The measurement results from the above are provided by the participating facilities on a standard reporting form. Unless a set of readings is too far different from those achieved by the other test facilities, it and all the readings from other participating facilities are averaged and the average results are declared to be the characteristic peak pressure and velocity produced by that lot of reference loads in a SAAMI standard pressure and velocity barrel. The lot is rechecked this way every two years to compensate for the effects of aging until the lot is consumed and a new lot has to be made.

The maximum pressure listed by SAAMI is called the Maximum Average Pressure (MAP) and the name refers to the average peak pressure measured, and not to the average pressure as the bullet travels down the whole length of the barrel. When a test is done of some lot of ammunition or a test loading, the gun and ammunition under test and a sample of reference ammunition are equalized within a specific temperature range that is not quite as stringent as is used for evaluating reference loads. Ten rounds of reference ammunition are fired, and the resulting average pressure and velocity readings are divided into the pressure and velocity the reference ammo has been established to produce by the multiple facility testing. This results in a relative correction factor which is multiplied by all the subsequent readings taken from that test setup for any lot of ammunition or load samples being tested during that session. This is how the industry calibrates pressure readings to match what the other manufacturers would get.
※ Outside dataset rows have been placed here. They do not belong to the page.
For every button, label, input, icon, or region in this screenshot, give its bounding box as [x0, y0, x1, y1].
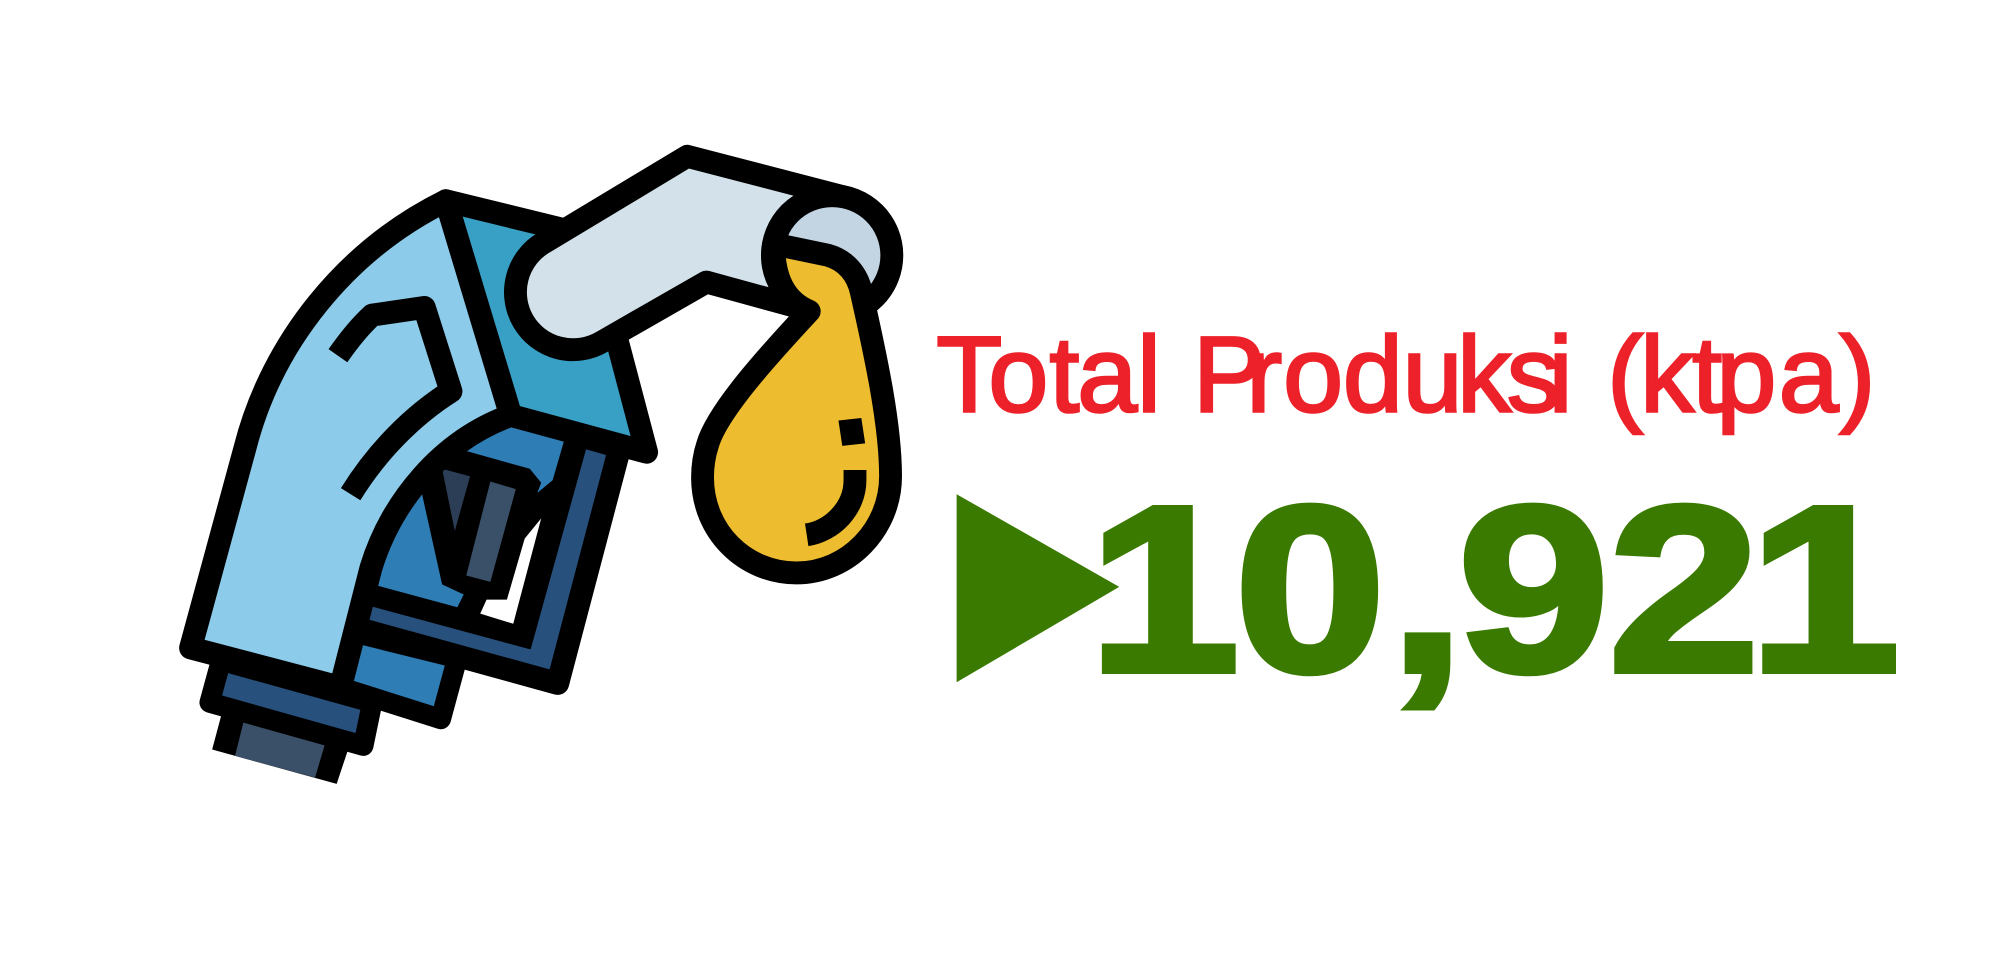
value: 10,921: [1088, 456, 1900, 721]
fuel drop: [703, 244, 891, 573]
nozzle tip: [212, 711, 349, 784]
spout tube: [515, 156, 849, 350]
nozzle body: [191, 201, 511, 687]
trigger housing: [346, 415, 620, 683]
spout opening: [772, 196, 892, 315]
trigger: [442, 469, 516, 582]
icon: fuel pump nozzle with drop: [191, 156, 892, 784]
heading: total production: TotalProduksi(ktpa): [936, 314, 1876, 435]
icon: up triangle marker: [957, 494, 1119, 682]
handle outline: [338, 307, 451, 494]
drop highlight: [807, 418, 865, 535]
nozzle upper block: [446, 201, 647, 452]
lower barrel piece: [340, 633, 457, 719]
collar: [210, 661, 372, 746]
So, for example, if you could get your hands on some current reference ammunition and you got it and some ammunition you were testing into the right temperature range, and you measured 10 shots of the reference ammunition on your Pressure Trace to average, say, 9,500 psi, but the lot said the pressure average was 10,200 psi by transducer, you would divide 10,200 by 9,500 and the result would be 1.07, and you would then multiply all your subsequent pressure readings by 1.07 to get industry standard psi. If the lot had a copper crusher rating of, say 11,900 CUP, you could also divide that by your 9,500 psi reading to get 1.25 and you could multiply all your Pressure Trace readings by that number to estimate what the copper crusher average would be, and this is probably the only way to get some idea how your load is comparing to old pressure readings done by copper crusher.

The only other detail is that SAAMI pressures are chosen by industry consensus. It is conceivable they have changed as guns have aged. Give SAAMI a call and ask if the first and oldest standard they had (from the 1930s) for the 44-40 can be looked up in their archives or if they know it to be the same as it always was.

 

[Savvy_Jack]

I have acquired two different 44-40 Winchester manufactured "Proof" loads. One being from 1963 and one being from 1974. Each loaded with different powder and different velocity results. Unfortunately I was only able to pressure test the 1963 loads.

According to SAAMI, the 44-40 Proof loads should be Min Avg 17,5000cup to Max Avg 18,500cup. (other data excluded) (indecently 18,000cup to 23,500cup was the service pressures for the 44 Winchester High Velocity ammunition from 1903 to 1945 which achieved 1,564fps).

The 1963 Q4175 44-40 loads resulted in only 14,142cup (est.) and 1,401fps from a 20" barrel platform. Although I did not pressure test the 1974 D4440 loads but they only came in at 1,224fps fired from a 26" barrel from a rifle...(obviously not SAAMI spec. equipment).

This has been the greatest inconsistency in any 44-40 pressure test or test in general that I have come across.

Again I have more questions than answers.